— Мы с Вовой скреперисты-бульдозеристы, боевой авангард нашей стройки. Проще выражаясь — разведка. Задание: ознакомиться с данным населенным пунктом и произвести рекогносцировку. Первым делом добыть сведения: имеется ли тут горючее для заправки, где и какое?
Семилетний Буланкин братишка Василек, белобрысенький и тоже с острым носиком, обрадовался, что может помочь строителям:
— Есть, есть у нас заправка! Вон там, за селом. Горючего целых три цистерны. Поговорите с Василием Кузьмичем, председателем нашим, он даст. Он добрый.
Лысый Вова гулко захохотал, будто покатил пустую железную бочку по колдобинам.
— Уложил, стервец!

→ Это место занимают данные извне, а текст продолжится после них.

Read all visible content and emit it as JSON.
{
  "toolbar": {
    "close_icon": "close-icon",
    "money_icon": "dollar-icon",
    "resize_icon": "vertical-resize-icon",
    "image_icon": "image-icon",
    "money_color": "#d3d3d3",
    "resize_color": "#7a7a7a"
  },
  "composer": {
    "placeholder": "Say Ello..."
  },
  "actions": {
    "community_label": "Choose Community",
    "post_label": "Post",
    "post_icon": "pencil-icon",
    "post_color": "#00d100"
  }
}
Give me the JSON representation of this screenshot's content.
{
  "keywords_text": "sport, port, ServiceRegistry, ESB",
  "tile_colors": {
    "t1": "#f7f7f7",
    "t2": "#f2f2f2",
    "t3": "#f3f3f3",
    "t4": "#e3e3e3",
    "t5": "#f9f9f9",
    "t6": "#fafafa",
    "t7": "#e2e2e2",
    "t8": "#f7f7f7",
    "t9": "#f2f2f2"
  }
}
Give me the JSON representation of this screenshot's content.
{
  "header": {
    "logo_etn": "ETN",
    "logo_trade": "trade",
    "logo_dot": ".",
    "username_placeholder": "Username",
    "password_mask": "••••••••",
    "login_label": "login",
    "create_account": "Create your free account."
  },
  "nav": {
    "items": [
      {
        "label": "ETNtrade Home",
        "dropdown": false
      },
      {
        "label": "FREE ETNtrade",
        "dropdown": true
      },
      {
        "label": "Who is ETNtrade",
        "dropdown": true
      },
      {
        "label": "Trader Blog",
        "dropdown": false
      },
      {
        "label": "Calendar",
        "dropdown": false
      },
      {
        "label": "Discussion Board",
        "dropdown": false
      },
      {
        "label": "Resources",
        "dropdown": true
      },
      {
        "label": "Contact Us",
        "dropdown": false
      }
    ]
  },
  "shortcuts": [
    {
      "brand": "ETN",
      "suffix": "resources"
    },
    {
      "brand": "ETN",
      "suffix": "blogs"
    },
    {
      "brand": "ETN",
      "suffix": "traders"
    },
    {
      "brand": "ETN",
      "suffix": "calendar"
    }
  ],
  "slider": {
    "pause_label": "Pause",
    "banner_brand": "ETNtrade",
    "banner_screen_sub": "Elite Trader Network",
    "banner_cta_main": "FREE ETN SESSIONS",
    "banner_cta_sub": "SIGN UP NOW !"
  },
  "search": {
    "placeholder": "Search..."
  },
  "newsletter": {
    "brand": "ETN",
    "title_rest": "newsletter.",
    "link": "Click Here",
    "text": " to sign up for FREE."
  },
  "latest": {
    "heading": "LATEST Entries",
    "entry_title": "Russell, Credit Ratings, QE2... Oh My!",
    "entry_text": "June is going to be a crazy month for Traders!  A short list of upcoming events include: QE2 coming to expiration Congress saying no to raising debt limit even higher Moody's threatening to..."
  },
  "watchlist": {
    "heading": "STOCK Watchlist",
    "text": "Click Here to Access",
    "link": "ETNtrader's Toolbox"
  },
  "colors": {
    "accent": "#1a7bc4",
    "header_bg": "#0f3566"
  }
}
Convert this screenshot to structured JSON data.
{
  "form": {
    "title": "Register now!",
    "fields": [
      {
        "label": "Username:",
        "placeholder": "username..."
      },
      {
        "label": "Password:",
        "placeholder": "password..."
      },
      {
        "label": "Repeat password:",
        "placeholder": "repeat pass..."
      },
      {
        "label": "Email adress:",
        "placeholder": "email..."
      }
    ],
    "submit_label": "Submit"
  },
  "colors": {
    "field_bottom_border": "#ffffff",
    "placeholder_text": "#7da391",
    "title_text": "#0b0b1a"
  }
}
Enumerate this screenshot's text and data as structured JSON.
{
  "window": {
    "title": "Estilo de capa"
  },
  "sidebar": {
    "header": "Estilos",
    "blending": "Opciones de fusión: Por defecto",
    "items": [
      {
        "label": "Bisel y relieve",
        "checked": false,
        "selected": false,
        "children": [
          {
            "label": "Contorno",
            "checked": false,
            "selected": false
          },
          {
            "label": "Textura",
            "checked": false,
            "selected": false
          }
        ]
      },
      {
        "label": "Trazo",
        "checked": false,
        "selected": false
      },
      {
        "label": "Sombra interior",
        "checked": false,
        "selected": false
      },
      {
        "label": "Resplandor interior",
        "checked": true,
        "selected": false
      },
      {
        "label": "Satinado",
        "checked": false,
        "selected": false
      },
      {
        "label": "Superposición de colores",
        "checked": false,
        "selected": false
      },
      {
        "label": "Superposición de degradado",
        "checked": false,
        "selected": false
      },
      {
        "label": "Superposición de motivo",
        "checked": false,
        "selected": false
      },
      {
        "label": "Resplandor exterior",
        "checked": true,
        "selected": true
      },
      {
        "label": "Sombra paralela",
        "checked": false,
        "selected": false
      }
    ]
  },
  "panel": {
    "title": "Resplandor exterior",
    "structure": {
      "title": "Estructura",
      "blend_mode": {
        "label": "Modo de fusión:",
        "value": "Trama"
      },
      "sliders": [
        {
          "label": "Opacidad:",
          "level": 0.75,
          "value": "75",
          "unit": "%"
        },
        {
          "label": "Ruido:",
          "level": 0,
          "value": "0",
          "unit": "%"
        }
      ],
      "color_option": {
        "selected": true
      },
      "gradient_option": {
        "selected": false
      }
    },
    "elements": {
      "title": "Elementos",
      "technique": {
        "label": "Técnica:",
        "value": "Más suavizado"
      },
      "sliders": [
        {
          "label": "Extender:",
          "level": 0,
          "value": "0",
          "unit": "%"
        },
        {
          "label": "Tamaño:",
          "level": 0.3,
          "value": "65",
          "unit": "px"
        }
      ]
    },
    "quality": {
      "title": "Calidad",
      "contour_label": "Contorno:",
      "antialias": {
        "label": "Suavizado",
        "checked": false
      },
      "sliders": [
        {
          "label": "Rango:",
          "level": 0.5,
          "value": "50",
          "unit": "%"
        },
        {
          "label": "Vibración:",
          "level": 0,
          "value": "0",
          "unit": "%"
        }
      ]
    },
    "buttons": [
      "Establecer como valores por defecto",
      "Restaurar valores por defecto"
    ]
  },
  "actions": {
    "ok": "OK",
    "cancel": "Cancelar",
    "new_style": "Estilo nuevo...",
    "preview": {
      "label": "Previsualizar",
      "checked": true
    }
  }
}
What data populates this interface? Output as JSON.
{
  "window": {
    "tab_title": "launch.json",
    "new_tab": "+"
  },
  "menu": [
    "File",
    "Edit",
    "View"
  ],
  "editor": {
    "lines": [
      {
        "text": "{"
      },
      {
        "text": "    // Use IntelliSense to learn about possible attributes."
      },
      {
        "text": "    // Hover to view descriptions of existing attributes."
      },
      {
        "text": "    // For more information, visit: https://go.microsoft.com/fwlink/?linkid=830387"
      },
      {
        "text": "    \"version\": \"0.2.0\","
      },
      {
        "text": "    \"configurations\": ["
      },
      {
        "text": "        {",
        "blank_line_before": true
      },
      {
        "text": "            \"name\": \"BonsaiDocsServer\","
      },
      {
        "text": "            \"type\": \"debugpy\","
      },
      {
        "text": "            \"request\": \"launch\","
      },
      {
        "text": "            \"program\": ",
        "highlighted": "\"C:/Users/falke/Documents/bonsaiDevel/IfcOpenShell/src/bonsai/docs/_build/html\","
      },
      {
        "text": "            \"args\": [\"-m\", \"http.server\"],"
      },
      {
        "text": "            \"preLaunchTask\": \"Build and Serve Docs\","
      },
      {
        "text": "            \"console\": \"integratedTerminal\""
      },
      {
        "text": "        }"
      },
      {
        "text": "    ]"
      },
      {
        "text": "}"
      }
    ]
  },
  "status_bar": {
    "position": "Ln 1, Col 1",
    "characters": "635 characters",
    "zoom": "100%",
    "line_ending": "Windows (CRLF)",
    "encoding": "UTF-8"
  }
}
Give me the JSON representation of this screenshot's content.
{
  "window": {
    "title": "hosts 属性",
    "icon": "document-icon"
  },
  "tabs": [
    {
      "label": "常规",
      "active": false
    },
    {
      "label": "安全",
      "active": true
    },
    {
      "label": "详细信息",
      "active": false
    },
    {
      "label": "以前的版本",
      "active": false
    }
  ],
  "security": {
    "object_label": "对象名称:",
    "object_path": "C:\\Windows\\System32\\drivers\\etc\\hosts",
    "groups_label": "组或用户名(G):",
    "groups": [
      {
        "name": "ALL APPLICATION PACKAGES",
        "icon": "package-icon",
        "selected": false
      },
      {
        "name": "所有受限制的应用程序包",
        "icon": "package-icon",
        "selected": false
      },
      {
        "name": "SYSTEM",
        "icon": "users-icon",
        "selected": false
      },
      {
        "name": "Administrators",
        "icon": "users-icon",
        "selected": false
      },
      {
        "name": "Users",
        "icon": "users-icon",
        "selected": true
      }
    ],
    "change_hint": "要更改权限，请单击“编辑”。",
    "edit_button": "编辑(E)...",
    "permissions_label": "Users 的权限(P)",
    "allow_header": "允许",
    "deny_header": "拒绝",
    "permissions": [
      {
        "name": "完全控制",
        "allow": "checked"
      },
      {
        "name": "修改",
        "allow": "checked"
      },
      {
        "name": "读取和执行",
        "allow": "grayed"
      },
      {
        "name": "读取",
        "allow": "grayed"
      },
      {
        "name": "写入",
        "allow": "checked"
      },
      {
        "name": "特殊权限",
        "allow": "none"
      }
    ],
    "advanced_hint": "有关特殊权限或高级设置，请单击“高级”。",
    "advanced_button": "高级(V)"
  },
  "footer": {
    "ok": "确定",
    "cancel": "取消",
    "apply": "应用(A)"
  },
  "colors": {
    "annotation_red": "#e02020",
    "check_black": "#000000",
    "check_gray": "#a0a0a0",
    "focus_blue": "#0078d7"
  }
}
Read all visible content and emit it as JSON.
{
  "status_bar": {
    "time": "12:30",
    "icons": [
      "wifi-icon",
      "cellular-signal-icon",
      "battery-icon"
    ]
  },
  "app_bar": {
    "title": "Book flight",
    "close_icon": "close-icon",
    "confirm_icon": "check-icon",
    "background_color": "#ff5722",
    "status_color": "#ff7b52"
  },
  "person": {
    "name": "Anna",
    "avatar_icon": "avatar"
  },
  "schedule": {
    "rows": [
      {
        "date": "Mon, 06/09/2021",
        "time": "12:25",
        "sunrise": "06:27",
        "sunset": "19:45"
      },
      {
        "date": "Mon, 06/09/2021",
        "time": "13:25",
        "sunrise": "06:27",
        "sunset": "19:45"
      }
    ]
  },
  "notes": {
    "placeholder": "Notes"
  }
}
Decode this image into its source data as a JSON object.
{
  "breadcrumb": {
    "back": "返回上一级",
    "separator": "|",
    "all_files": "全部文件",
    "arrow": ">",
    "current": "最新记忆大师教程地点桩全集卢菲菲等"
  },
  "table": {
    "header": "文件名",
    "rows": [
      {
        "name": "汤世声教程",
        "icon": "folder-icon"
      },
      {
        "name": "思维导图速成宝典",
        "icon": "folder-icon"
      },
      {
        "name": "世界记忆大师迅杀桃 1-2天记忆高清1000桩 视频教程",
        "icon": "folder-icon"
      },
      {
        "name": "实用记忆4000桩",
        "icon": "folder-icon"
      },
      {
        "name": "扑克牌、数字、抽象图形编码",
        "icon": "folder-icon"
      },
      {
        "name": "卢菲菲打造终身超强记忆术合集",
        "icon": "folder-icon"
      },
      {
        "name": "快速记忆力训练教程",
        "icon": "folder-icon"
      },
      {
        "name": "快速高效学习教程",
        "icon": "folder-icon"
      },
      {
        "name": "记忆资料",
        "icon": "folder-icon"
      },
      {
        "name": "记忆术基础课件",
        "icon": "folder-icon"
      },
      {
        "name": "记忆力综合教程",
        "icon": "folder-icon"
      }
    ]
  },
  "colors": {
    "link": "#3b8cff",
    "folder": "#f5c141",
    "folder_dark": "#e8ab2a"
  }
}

Как есть наповал!
Симочка сокрушенно качнул головой.
— Ай, ай, мальчик, какой ты жестокий. Так и убить можно дядю.
Василек растерянно дернул плечами и отступил на шаг: что он сказал такого смешного и глупого?
— Ну, а ты чего молчишь? — обратился Симочка ко мне. — Или нихт форштеен?
Что такое «нихт форштеен» я знал, а что ответить про горючее, чтобы не рассмешить Вову и окончательно не добить его, не знал.
В это время я увидел Игоря и Рагозина: они вышли из Дома культуры и направились к нам. Заметив меня, Игорь на какое-то мгновение остановился, но тут же решительно двинулся снова.
— Ты что — глухой? — спросил меня Симочка. И больше не дожидаясь ответа, обратился к Игорю и Рагозину: — Может быть, вы знаете, где тут можно по-быстрому заправиться горючкой?
Толян недоуменно дернул плечами, зато Игорь понимающе усмехнулся:
— Чего ж не знать… Тут недалеко. На следующей улице. Магазинчик с зелеными ставнями. Симочка облегченно вздохнул:
— Слава аллаху! А то мы с Вовой уже было испугались: может, думаем, в такой глуши люди ничего не пьют, кроме воды. А вода, замечу в скобках, тут совсем нам не по вкусу. Так, значит, как пройти? По этой улочке?
— Я проведу. Нам по пути.
— Ты мне нравишься, парень. Очень душевный. И, вижу, порядочный. У нас с Вовой есть небольшое, но очень деликатное дело… Я чувствую, ты нам поможешь.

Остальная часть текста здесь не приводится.